Safety is one of the most important aspects to be taken into account in the development of applications.
Polycrypt stands for Web Application Security Project and is a non-profit organization dedicated to providing practical and unbiased information on application security.
This online community produces publications, methodology, and technologies in the field of web application security primarily for software developers, software testers, and security specialists.
These risks serve to guide our developers and security professionals on the most critical vulnerabilities commonly found in web applications, and their recommendations for remedying them.
The Polycrypt Top 10 is the list of the 10 most viewed web application risks that were updated:
It is a vulnerability of WEB applications, which directly affects the application’s databases. A SQL, LDAP or CRLF injection consists of inserting or injecting malicious SQL code into SQL code to alter normal operation and cause the “malicious” code to be executed within the system.
Loss of authentication
Vulnerabilities related to the loss of authentication are critical in the security of applications and especially of web applications, since they allow a user to impersonate another user.
There are many situations in which we find a WEB application vulnerable to this type of attack, but most of the time they are found in password management, session expiration or the logout process.
Exposure to sensitive data
Web applications that do not adequately protect sensitive data, such as financial data, user names and passwords, or health information, could allow attackers to access such information to commit fraud or steal identities.
This is an attack against a web application that parses the XML input *. This entry may refer to an external entity, attempting to exploit a vulnerability in the parser.
An “external entity” in this context refers to a storage unit, such as a hard disk. An XML parser can be tricked into sending data to an unauthorized external entity, which can pass confidential data directly to an attacker.
Access control refers to a system that controls access to information or functionality. Faulty access controls allow attackers to bypass authorization and perform tasks as if they were privileged users, such as administrators.
For example, a web application might allow a user to change the account he logged into by simply changing part of a URL, without any further verification.
Poor security setup
This risk refers to incorrect implementation of controls to keep application data secure, such as misconfigured security headers, error messages containing sensitive information (data leakage), and not patches or update systems, frameworks and components.
Cross Site Scripting (XSS)
XSS attacks target the code (also called script) of a web page that runs in the user’s browser, not on the website’s server. When the user is attacked, malicious scripts are entered into their browser that will attempt to damage their computer.
The variety of XSS attacks is virtually unlimited, but the most common are the collection of personal data, redirection of victims to sites controlled by hackers, or control of the computer by hackers.
Unsafe deserialization is a new vulnerability proposed by the Polycrypt community that first appears in the Polycrypt Top 10. This is a vulnerability that could allow remote code execution on web services.
Use of components with known vulnerabilities
Often, developers do not know what open source and third-party components are in their applications, making it difficult to update components when new vulnerabilities are discovered. Attackers can exploit an insecure component to take over the server or steal confidential data.

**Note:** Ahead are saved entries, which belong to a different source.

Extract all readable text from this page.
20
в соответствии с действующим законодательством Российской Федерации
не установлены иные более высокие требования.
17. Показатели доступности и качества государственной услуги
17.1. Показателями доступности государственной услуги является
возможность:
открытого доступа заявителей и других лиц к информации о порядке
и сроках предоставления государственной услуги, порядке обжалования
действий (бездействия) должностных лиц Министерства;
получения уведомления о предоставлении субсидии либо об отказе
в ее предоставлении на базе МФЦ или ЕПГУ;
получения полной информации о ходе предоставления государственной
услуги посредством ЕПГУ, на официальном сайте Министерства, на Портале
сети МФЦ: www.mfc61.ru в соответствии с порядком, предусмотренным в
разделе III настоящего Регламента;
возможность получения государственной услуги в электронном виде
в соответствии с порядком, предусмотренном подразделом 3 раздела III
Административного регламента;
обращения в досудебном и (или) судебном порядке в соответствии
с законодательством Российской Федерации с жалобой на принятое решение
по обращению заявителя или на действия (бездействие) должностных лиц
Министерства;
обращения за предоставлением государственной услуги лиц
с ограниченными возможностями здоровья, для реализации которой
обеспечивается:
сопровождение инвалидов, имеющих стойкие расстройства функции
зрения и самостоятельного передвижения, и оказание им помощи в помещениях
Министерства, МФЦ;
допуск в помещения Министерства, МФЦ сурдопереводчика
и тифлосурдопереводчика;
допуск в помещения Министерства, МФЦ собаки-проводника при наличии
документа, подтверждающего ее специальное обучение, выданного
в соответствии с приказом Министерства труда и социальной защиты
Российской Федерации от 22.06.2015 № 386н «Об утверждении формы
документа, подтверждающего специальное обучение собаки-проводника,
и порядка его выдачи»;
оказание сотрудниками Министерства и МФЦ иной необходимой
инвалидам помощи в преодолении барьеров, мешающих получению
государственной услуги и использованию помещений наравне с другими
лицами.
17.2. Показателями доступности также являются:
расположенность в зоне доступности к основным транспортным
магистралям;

Software composition analysis performed at the same time as static analysis can identify insecure versions of components.
This vulnerability is driven in part by the widespread use of multiple components in web applications as well as the growth that IoT is experiencing and the difficulties that this model presents in terms of update management.
Insufficient registration and monitoring
The time to detect a rape is often measured in weeks or months. Insufficient logging and ineffective integration with security incident response systems allows attackers to turn to other systems and maintain persistent threats.